And Nothing Can We Call Our Own
by rabidsamfan
Summary: A sequel to "Call for the Doctor" set during the hiatus.


Title: And Nothing Can We Call Our Own  
Author: rabidsamfan  
Rating: pg  
Character(s): Alfie, Watson  
Summary: A hiatus fic to follow after the events of Call for the Doctor.  
Warnings: Canonical character death, grief  
Word Count: 1500  
Author's Notes: Alfie was lent to me by KCS for "Call" and she graciously allowed him to narrate this story as well, but please note that I am not the final arbitrator of his fate! Thanks also to janeturenne, who kindly betaed and found the quote for the title.

Written for challenge 14 at the Watson's Woes community on LJ.

* * *

I shoulda knowed the minute I saw him get off the train.

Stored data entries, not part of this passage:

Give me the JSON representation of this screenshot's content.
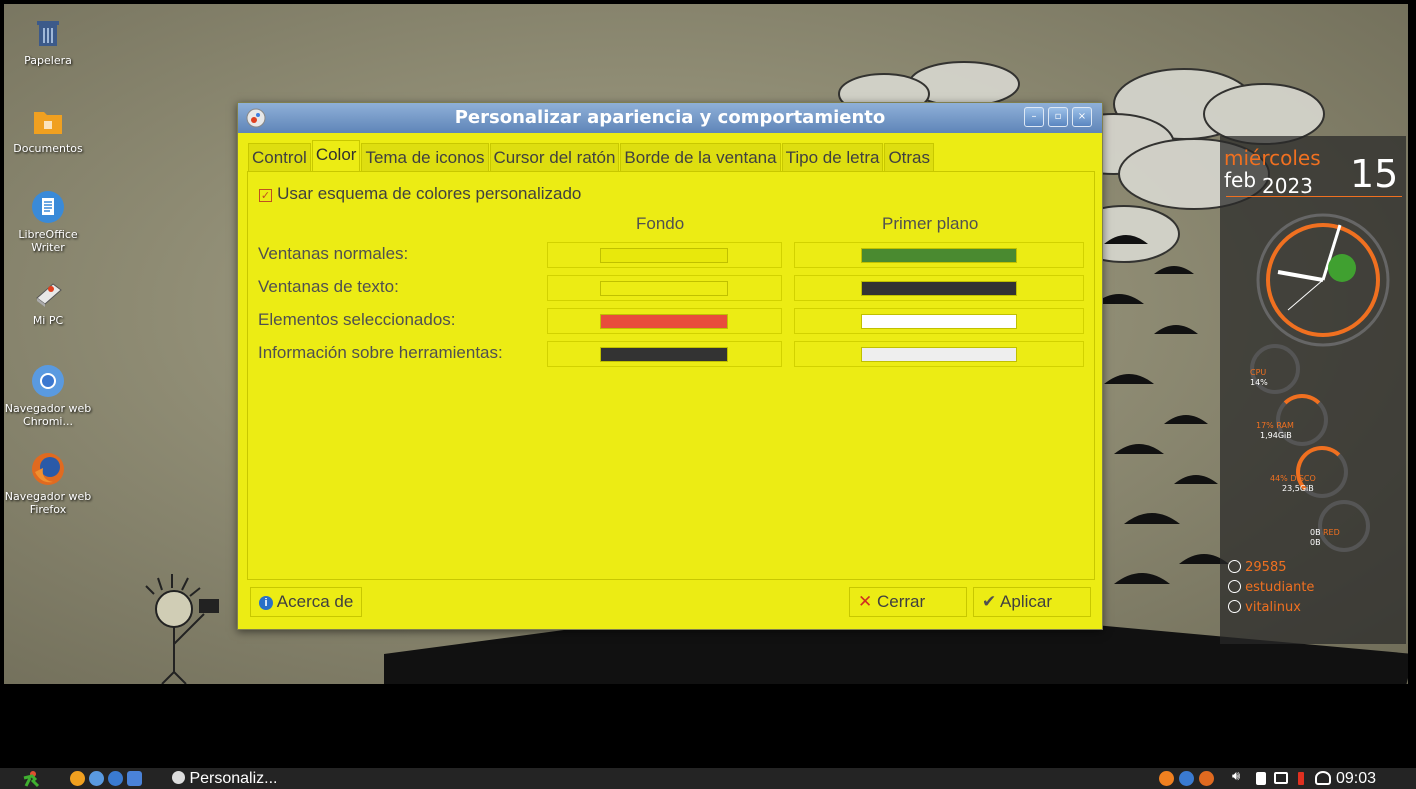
{
  "desktop": {
    "icons": [
      {
        "label": "Papelera"
      },
      {
        "label": "Documentos"
      },
      {
        "label": "LibreOffice Writer"
      },
      {
        "label": "Mi PC"
      },
      {
        "label": "Navegador web Chromi..."
      },
      {
        "label": "Navegador web Firefox"
      }
    ]
  },
  "conky": {
    "weekday": "miércoles",
    "month": "feb",
    "year": "2023",
    "day": "15",
    "cpu_label": "CPU",
    "cpu_value": "14%",
    "ram_label": "17% RAM",
    "ram_value": "1,94GiB",
    "disk_label": "44% DISCO",
    "disk_value": "23,5GiB",
    "net_down": "0B",
    "net_label": "RED",
    "net_up": "0B",
    "uptime": "29585",
    "user": "estudiante",
    "host": "vitalinux",
    "gauges": {
      "cpu": 0.14,
      "ram": 0.17,
      "disk": 0.44,
      "net": 0.0
    }
  },
  "dialog": {
    "title": "Personalizar apariencia y comportamiento",
    "tabs": [
      "Control",
      "Color",
      "Tema de iconos",
      "Cursor del ratón",
      "Borde de la ventana",
      "Tipo de letra",
      "Otras"
    ],
    "active_tab": "Color",
    "custom_scheme_checkbox": {
      "label": "Usar esquema de colores personalizado",
      "checked": true
    },
    "column_headers": {
      "background": "Fondo",
      "foreground": "Primer plano"
    },
    "rows": [
      {
        "label": "Ventanas normales:",
        "background": "#e8e80c",
        "foreground": "#4a8a30"
      },
      {
        "label": "Ventanas de texto:",
        "background": "#ecec14",
        "foreground": "#333333"
      },
      {
        "label": "Elementos seleccionados:",
        "background": "#e84c3c",
        "foreground": "#ffffff"
      },
      {
        "label": "Información sobre herramientas:",
        "background": "#333333",
        "foreground": "#eeeeee"
      }
    ],
    "buttons": {
      "about": "Acerca de",
      "close": "Cerrar",
      "apply": "Aplicar"
    }
  },
  "taskbar": {
    "window_button": "Personaliz...",
    "clock": "09:03"
  },
  "colors": {
    "dialog_bg": "#ecec14",
    "titlebar": "#5f85b8",
    "accent_orange": "#f07020"
  }
}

To tell the truth I shoulda knowed before that, but when the doctor's telegram came, saying he'd be on the evening train, me and his missus was both so glad to get word we didn't stop to wonder why he'd barely used enough words to spit at. We just got Miss Myfanwy's dog-cart out and headed down from the village to meet him, because he'd get to Cardiff too late to catch the local up to Taff's Well, and it ain't even seven miles, and the whole way down I was happy-like because Missus Watson she let me drive, and because Cardiff is almost a proper city like London, and because I had so much to tell the doctor, and Mister Holmes too, even though the telegram hadn't said a peep about him.

But when the train pulled in and the passengers got off, Doctor Watson he was all alone.

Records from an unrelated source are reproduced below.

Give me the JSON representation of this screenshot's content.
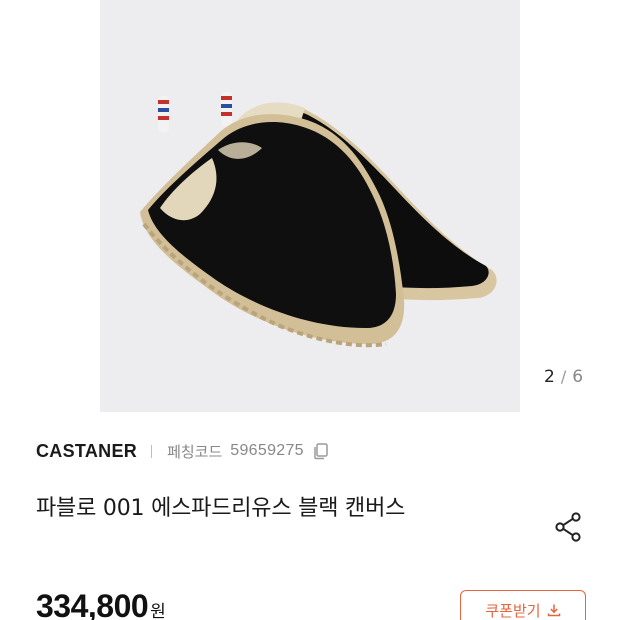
{
  "gallery": {
    "current": "2",
    "separator": "/",
    "total": "6"
  },
  "product": {
    "brand": "CASTANER",
    "code_label": "페칭코드",
    "code_value": "59659275",
    "title": "파블로 001 에스파드리유스 블랙 캔버스",
    "price": "334,800",
    "price_unit": "원"
  },
  "actions": {
    "coupon_label": "쿠폰받기"
  },
  "icons": {
    "copy": "copy-icon",
    "share": "share-icon",
    "download": "download-icon"
  },
  "colors": {
    "accent": "#e7643e",
    "photo_bg": "#ededef"
  }
}
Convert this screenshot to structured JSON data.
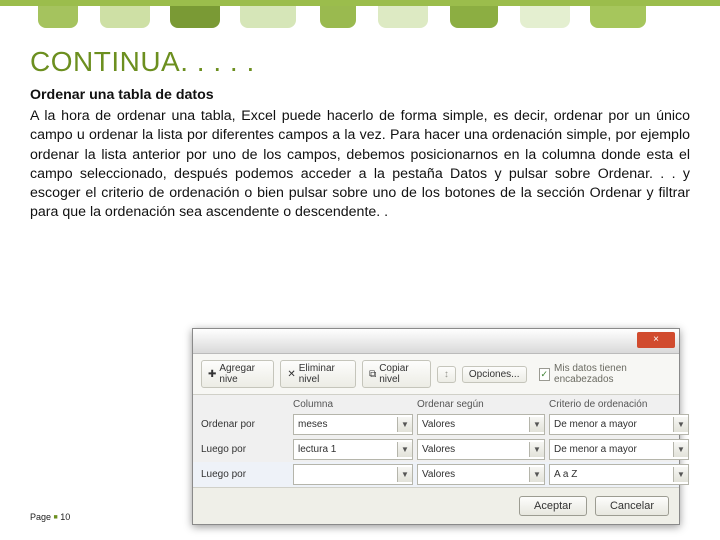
{
  "slide": {
    "title": "CONTINUA. . . . .",
    "heading": "Ordenar una tabla de datos",
    "body": "A la hora de ordenar una tabla, Excel puede hacerlo de forma simple, es decir, ordenar por un único campo u ordenar la lista por diferentes campos a la vez.\nPara hacer una ordenación simple, por ejemplo ordenar la lista anterior por uno de los campos, debemos posicionarnos en la columna donde esta el campo seleccionado, después podemos acceder a la pestaña Datos y pulsar sobre Ordenar. . .  y escoger el criterio de ordenación o bien pulsar sobre uno de los botones de la sección Ordenar y filtrar para que la ordenación sea ascendente o descendente. .",
    "page_label": "Page",
    "page_number": "10"
  },
  "dialog": {
    "close": "×",
    "toolbar": {
      "add": "Agregar nive",
      "delete": "Eliminar nivel",
      "copy": "Copiar nivel",
      "options": "Opciones...",
      "headers": "Mis datos tienen encabezados",
      "checked": "✓"
    },
    "head": {
      "c0": "",
      "c1": "Columna",
      "c2": "Ordenar según",
      "c3": "Criterio de ordenación"
    },
    "rows": [
      {
        "label": "Ordenar por",
        "col": "meses",
        "by": "Valores",
        "crit": "De menor a mayor"
      },
      {
        "label": "Luego por",
        "col": "lectura 1",
        "by": "Valores",
        "crit": "De menor a mayor"
      },
      {
        "label": "Luego por",
        "col": "",
        "by": "Valores",
        "crit": "A a Z"
      }
    ],
    "accept": "Aceptar",
    "cancel": "Cancelar"
  },
  "icons": {
    "dropdown": "▼",
    "plus": "✚",
    "x": "✕",
    "copy": "⧉",
    "updown": "↕"
  }
}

There's a way a toff holds himself when he hurts, like he's made out of bones and plaster, and his face all stiff like he's hoping no one'll look past it to the pain in his eyes. I seen the doctor get like that plenty of times when the weather was bad, because he got shot a long time ago, but this time the sun had been shining all day and it was as warm as it had been for weeks, so it had to be something inside him that hurt and not the bullet neither. Made me want to start crying just too look at him, and scared to ask him why. Missus Watson, she just passed me a coin and told me to go buy a bottle of something to put the color back into his face and then go back to the pony.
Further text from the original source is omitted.